My children love to play in the ditch by my neighbour's house because there is a small, very shallow creek that runs perpendicular to the road and his fence. They always stay outside of his fenced yard and play between the fence and the road. This neighbour has recently put up 'no trepassing' signs along his fence and recently asked some kids and their parents who were supervising to leave his ditch and heed his signs.
The answer to your question turns on the ownership of the land on which the ditch is situated. The fence which your neighbor has erected would seem to indicate that the property line ends there, and that the ditch is on a public right of way. If it is on a public right of way, then your children have every right to play there. If, however, the ditch sits on your neighbor's property and was dug pursuant to an easement to allow drainage, then it is his property and he has every right to limit access to it. In that instance, yes, your children would be trespassing. My suggestion would be that you consult the local tax maps, etc. to determine if the ditch is on a public right of way or private property--if it is that important to you to pursue this matter. Either way, no one is going to be happy with the outcome.
This may take some research on your part. Look at your deed. It may be the same or similar to your neighbor's deed. Does your roadside boundary go to the center of the street, to the edge of the street or some other point. Are you in a subdivision? Is there a subdivision map in your home paperwork? Are the streets and berm government property, i.e., municipal, state etc. or is it an association? Who or what entity mows the grass around the ditch?
You could go to the courthouse and look up your neighbor's deed. Depending where you live it is increasingly easy to find such information given our digital age. Your county may even have such information on line.

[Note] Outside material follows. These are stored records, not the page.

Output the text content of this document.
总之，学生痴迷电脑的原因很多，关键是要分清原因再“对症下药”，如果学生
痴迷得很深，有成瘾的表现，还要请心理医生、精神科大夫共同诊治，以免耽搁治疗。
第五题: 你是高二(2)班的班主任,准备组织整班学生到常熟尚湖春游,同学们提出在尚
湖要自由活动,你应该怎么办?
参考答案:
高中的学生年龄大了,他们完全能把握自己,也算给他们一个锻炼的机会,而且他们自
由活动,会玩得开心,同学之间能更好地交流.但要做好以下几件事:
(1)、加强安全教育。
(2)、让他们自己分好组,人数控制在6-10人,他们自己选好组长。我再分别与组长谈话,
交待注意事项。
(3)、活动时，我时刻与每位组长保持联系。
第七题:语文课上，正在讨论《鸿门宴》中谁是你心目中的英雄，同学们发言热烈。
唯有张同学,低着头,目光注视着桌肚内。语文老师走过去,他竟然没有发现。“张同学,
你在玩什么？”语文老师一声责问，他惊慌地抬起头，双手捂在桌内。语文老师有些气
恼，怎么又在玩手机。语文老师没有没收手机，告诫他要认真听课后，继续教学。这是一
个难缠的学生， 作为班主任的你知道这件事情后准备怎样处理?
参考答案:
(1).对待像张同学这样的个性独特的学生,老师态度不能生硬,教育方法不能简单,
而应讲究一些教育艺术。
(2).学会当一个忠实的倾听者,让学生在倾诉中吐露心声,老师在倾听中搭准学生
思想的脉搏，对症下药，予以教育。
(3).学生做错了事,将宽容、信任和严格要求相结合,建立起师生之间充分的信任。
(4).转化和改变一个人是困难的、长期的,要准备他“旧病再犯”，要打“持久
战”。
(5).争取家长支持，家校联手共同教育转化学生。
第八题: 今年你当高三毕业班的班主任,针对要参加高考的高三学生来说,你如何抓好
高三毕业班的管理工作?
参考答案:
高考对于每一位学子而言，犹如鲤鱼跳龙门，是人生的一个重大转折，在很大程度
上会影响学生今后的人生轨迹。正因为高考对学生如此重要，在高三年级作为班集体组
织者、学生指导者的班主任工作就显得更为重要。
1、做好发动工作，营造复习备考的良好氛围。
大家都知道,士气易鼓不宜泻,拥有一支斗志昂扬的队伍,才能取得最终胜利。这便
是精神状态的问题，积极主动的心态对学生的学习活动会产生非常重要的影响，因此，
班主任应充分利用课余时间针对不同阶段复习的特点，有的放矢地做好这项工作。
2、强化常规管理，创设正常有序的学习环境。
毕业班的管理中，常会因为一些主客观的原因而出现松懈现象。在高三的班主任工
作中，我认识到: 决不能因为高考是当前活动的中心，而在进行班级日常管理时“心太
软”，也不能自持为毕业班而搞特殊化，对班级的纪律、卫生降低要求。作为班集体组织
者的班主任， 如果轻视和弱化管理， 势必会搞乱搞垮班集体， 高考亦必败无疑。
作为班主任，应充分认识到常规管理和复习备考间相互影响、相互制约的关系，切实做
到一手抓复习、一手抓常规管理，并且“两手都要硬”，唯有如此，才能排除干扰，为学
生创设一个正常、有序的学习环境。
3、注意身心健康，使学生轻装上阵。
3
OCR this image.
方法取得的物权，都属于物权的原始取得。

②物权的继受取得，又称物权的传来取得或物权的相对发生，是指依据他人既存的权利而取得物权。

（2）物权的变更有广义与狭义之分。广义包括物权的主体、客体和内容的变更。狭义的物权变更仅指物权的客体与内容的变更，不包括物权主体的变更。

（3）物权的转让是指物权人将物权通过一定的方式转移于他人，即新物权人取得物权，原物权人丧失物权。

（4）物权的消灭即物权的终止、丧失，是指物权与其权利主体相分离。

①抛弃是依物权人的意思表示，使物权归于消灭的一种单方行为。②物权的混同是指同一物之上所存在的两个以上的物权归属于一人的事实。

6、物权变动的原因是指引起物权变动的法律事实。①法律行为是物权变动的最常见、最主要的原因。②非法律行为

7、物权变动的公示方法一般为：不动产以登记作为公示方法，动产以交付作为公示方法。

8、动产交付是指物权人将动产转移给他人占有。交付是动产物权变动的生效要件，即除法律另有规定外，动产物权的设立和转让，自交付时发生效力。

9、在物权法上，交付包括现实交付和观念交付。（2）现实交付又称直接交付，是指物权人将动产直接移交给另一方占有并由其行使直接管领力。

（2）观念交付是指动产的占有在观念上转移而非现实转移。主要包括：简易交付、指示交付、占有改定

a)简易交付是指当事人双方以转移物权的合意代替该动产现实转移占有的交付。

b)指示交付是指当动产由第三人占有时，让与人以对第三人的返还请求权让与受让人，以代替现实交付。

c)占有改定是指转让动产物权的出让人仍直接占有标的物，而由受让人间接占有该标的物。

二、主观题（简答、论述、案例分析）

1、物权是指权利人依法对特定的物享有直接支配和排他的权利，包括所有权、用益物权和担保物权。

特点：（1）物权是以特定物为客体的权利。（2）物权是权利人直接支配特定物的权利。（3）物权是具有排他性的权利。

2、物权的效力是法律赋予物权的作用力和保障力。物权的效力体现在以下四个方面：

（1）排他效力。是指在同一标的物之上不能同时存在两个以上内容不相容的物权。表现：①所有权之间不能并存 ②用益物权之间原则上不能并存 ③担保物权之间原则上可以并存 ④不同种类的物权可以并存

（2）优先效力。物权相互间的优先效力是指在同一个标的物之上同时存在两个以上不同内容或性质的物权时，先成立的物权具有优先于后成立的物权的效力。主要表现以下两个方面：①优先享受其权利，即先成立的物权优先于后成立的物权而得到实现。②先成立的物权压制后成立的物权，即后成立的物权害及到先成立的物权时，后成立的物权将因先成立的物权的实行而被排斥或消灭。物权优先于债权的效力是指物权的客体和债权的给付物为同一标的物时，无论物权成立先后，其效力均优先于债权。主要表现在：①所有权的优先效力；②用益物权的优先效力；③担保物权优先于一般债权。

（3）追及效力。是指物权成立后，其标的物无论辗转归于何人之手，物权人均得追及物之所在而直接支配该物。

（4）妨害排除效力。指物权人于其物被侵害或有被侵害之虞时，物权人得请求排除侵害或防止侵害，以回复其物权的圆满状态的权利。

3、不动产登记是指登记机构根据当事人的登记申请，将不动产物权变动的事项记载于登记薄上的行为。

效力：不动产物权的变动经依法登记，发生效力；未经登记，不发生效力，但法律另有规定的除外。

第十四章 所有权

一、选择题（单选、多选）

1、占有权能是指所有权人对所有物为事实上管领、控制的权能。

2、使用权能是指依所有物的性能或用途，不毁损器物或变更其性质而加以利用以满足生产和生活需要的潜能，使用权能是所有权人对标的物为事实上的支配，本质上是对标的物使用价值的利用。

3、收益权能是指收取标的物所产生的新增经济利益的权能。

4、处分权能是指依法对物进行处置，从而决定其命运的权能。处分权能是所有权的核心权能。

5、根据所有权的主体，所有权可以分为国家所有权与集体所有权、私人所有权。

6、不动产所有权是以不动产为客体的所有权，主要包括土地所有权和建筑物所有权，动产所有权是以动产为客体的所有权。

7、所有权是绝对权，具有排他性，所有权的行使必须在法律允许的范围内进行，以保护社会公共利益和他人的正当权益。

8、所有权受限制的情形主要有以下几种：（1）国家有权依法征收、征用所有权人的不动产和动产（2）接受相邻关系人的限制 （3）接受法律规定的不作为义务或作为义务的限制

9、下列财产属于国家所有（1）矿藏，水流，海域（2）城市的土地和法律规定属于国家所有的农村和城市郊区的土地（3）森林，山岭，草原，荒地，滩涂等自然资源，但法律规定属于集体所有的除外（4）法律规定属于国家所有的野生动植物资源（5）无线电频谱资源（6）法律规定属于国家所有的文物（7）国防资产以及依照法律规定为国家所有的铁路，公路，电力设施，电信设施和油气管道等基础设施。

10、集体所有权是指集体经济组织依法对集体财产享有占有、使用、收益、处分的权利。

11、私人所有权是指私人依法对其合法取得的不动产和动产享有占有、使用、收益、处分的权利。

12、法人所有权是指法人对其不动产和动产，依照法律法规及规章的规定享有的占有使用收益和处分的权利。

I would not rely on the fence as an indicator of ownership. Rights of way just render the property servient to the holder of the right of way. It doesn't mean that it is public property. Your neighbor may still bear liability for injury on the property if he is the owner. Zoning, covenants and restrictions may have limited the extent to which the neighbor could fence his property. On the other hand maybe a chocolate cake or some other generosity will soften up the neighbor.